Ты дала ему свою печеньку. Ты, в три года, отдала своё, чтобы кому-то было не так больно. Откуда ты такая? Кто тебя такой сделал? Я? Я успела это сделать?

— Мам, ты меня душишь.

— Извини. — Катя отпустила её. Вытерла глаза быстро, незаметно — будто волосы поправляла. — Пошли уток кормить.
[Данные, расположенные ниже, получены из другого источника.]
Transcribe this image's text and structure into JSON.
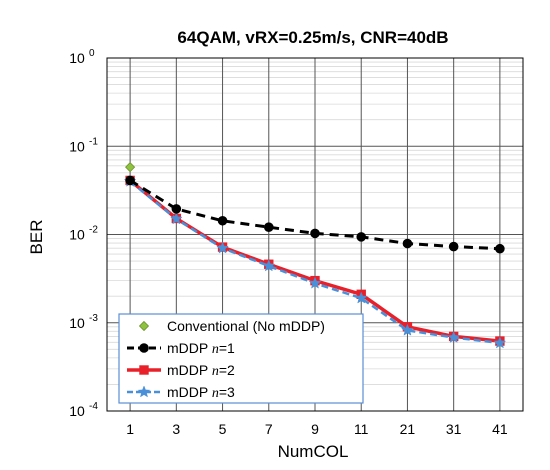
{
  "chart_data": {
    "type": "line",
    "title": "64QAM, vRX=0.25m/s, CNR=40dB",
    "xlabel": "NumCOL",
    "ylabel": "BER",
    "categories": [
      "1",
      "3",
      "5",
      "7",
      "9",
      "11",
      "21",
      "31",
      "41"
    ],
    "y_scale": "log",
    "ylim": [
      0.0001,
      1
    ],
    "y_tick_labels": [
      {
        "base": "10",
        "exp": "0"
      },
      {
        "base": "10",
        "exp": "-1"
      },
      {
        "base": "10",
        "exp": "-2"
      },
      {
        "base": "10",
        "exp": "-3"
      },
      {
        "base": "10",
        "exp": "-4"
      }
    ],
    "grid": true,
    "legend_position": "bottom-left",
    "series": [
      {
        "name": "Conventional (No mDDP)",
        "legend_parts": [
          "Conventional (No mDDP)"
        ],
        "values": [
          0.058,
          null,
          null,
          null,
          null,
          null,
          null,
          null,
          null
        ],
        "color": "#8fc23f",
        "marker": "diamond",
        "line": "none"
      },
      {
        "name": "mDDP n=1",
        "legend_parts": [
          "mDDP ",
          "n",
          "=1"
        ],
        "values": [
          0.041,
          0.0195,
          0.0143,
          0.0121,
          0.0103,
          0.0094,
          0.0079,
          0.0073,
          0.0069
        ],
        "color": "#000000",
        "marker": "circle",
        "line": "dashed"
      },
      {
        "name": "mDDP n=2",
        "legend_parts": [
          "mDDP ",
          "n",
          "=2"
        ],
        "values": [
          0.041,
          0.0152,
          0.0072,
          0.0046,
          0.003,
          0.0021,
          0.0009,
          0.0007,
          0.00062
        ],
        "color": "#e8202a",
        "marker": "square",
        "line": "solid"
      },
      {
        "name": "mDDP n=3",
        "legend_parts": [
          "mDDP ",
          "n",
          "=3"
        ],
        "values": [
          0.04,
          0.015,
          0.007,
          0.0044,
          0.0028,
          0.0019,
          0.00082,
          0.00068,
          0.00059
        ],
        "color": "#4a90d9",
        "marker": "star",
        "line": "dashed"
      }
    ]
  }
}
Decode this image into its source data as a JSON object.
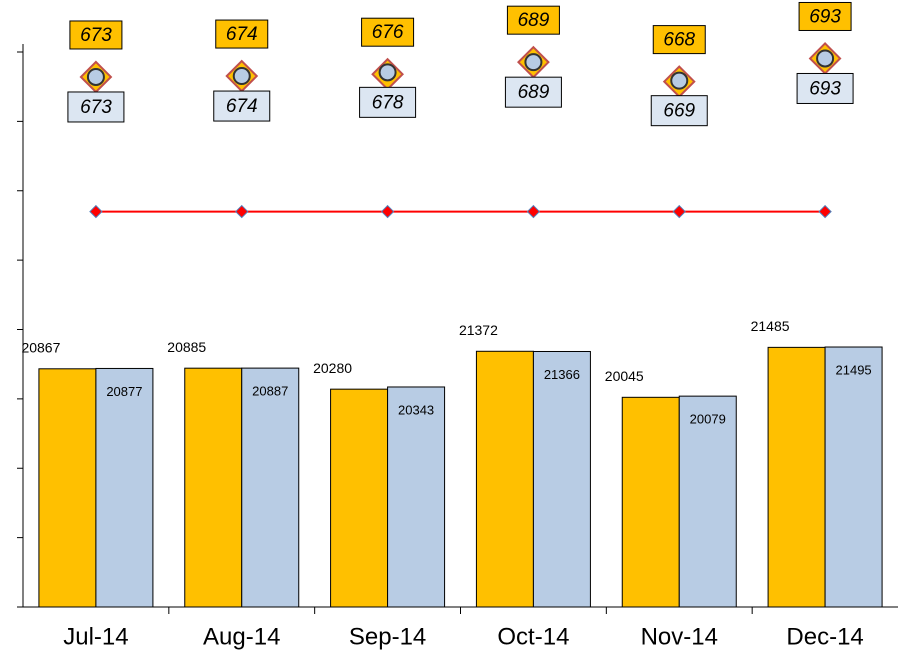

— УТОК! — заорала Маша так, что вздрогнули родители у соседней группы. — Пап, мы уток кормить! У нас хлеб есть?

— Купим, — сказал Артём.

И его голос, когда он говорил с дочерью, был совсем другой — мягче, светлее, будто внутри него был отдельный отсек, отдельная комната, где жил только этот голос, — и в эту комнату не пускали ни диагнозы, ни Маркова, ни цифры. Туда пускали только Машу.

Катя смотрела, как он берёт дочь за руку, как Маша подпрыгивает рядом, рассказывая теперь уже про то, что уток нельзя кормить хлебом, им вредно, это сказала Соня, а Соня знает, потому что её папа работает в зоопарке, — и думала: вот оно. Вот то, что я не отдам. Вот ради чего стоило всё.

Они дошли до пруда. Купили батон у бабушки на углу. Маша кидала утятам мелкие кусочки и визжала от восторга, когда самый наглый селезень вылезал на берег и хватал хлеб прямо из её пальцев. Артём стоял рядом, готовый перехватить, если что. Солнце садилось за крыши, золотило воду, и в этом золотом, медовом свете всё казалось почти нормальным.

Почти.

Катя сидела на скамейке чуть в стороне, смотрела на них — на мужа и дочь у кромки воды, тёмный высокий силуэт и маленький зелёный, — и пыталась запомнить. Всё сразу: свет, запах воды и тины, то, как Маша смеётся, запрокидывая голову, как Артём наклоняется к ней и что-то говорит, а Маша кивает с серьёзным видом. Запах черёмухи всё ещё висел в воздухе, слабый, но живой.

Запомни это, сказала она себе. Складывай. Складывай каждую секунду в коробку, которую возьмёшь с собой.

Хотя — куда я её возьму?

И вот тут, на этой мысли, её наконец прорвало.

Тихо, без единого звука. Она просто сидела на скамейке, смотрела на дочь, кормящую уток, и слёзы текли по лицу — сами, без всхлипов, без судорог, просто текли и текли, и Катя их не вытирала, потому что Маша не смотрела, а Артём стоял спиной, и можно было — впервые за весь этот невыносимый день можно было просто плакать.

— Мам! — Маша обернулась. — Смотри, какой жадный!

Катя моргнула. Слёзы скатились, и она быстро вытерла лицо ладонью.